If you want to maximize this aesthetic today, here is your path.

First, go to the Dreaming City and farm a full set of Reverie Dawn armor with decent stats. Don't settle for a 48-stat roll just for the look. Focus your Umbral Engrams (or the current seasonal equivalent at the HELM) if Dreaming City focusing is available in the current rotation.

Next, stock up on Tincture of Queensfoil. You can carry a maximum of five. You get them from regional chests, public events, or you can buy them from the skulls (Huginn and Muninn) hidden in the Harbinger’s Seclusion area for legendary shards (or whatever the current currency exchange is—Bungie loves changing those).

Once you have the gear and the juice, head into a dark environment. The effect looks best in low-light areas like the Moon or the Enclave. Pop the tincture. Watch the ink spread across your plate mail.

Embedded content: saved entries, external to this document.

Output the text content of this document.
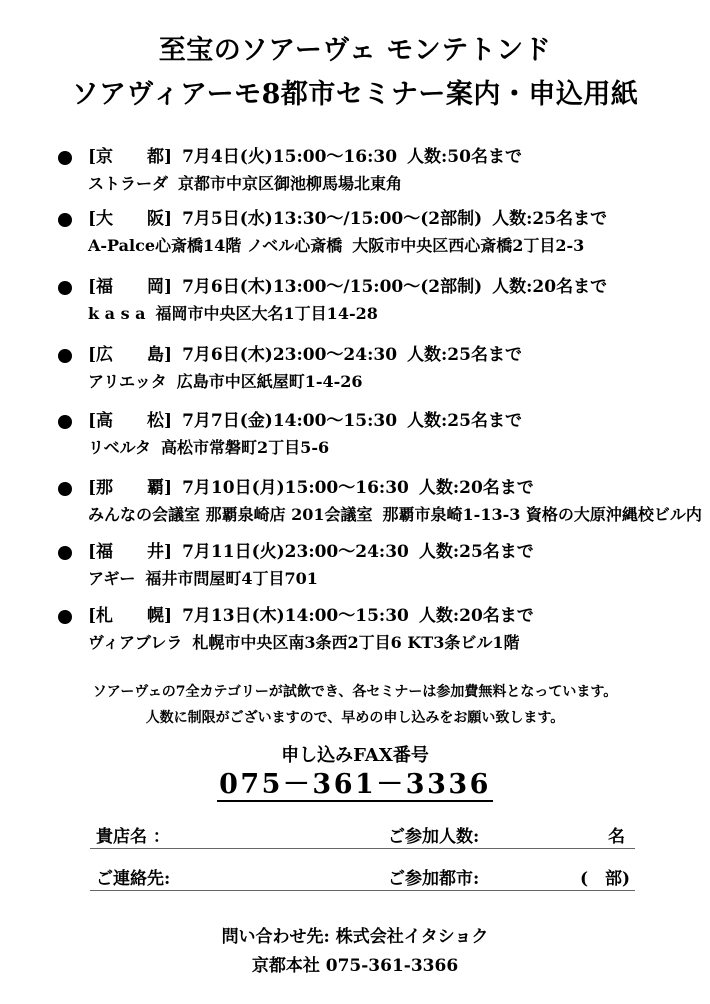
至宝のソアーヴェ モンテトンド
ソアヴィアーモ8都市セミナー案内・申込用紙
[京　　都] 7月4日(火)15:00～16:30 人数:50名まで
ストラーダ 京都市中京区御池柳馬場北東角
[大　　阪] 7月5日(水)13:30～/15:00～(2部制) 人数:25名まで
A-Palce心斎橋14階 ノベル心斎橋 大阪市中央区西心斎橋2丁目2-3
[福　　岡] 7月6日(木)13:00～/15:00～(2部制) 人数:20名まで
k a s a 福岡市中央区大名1丁目14-28
[広　　島] 7月6日(木)23:00～24:30 人数:25名まで
アリエッタ 広島市中区紙屋町1-4-26
[高　　松] 7月7日(金)14:00～15:30 人数:25名まで
リベルタ 高松市常磐町2丁目5-6
[那　　覇] 7月10日(月)15:00～16:30 人数:20名まで
みんなの会議室 那覇泉崎店 201会議室 那覇市泉崎1-13-3 資格の大原沖縄校ビル内
[福　　井] 7月11日(火)23:00～24:30 人数:25名まで
アギー 福井市問屋町4丁目701
[札　　幌] 7月13日(木)14:00～15:30 人数:20名まで
ヴィアブレラ 札幌市中央区南3条西2丁目6 KT3条ビル1階
ソアーヴェの7全カテゴリーが試飲でき、各セミナーは参加費無料となっています。
人数に制限がございますので、早めの申し込みをお願い致します。
申し込みFAX番号
075－361－3336
貴店名 ：	ご参加人数:	名
ご連絡先:	ご参加都市:	(　部)
問い合わせ先: 株式会社イタショク
京都本社 075-361-3366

Finally, pair it with the Taken Sparrow (the Harbinger's Echo). To get that, you have to destroy all 40 Corrupted Eggs in the Dreaming City using the Wish-Ender bow. It is a grueling grind. It takes weeks because the eggs are locked behind rotating Ascendant Challenges. But once you have that sparrow, the full Taken look is complete.

The Dreaming City remains one of the most beautiful, haunting locations in the franchise. Even years after its release, the Destiny 2 Taken armor effect is the gold standard for "prestige" fashion. It tells other players you’ve spent time in the dirt of the Shattered Throne. It says you know the secrets of the Awoken.

Go get your Tinctures. Start the farm. The blight is calling.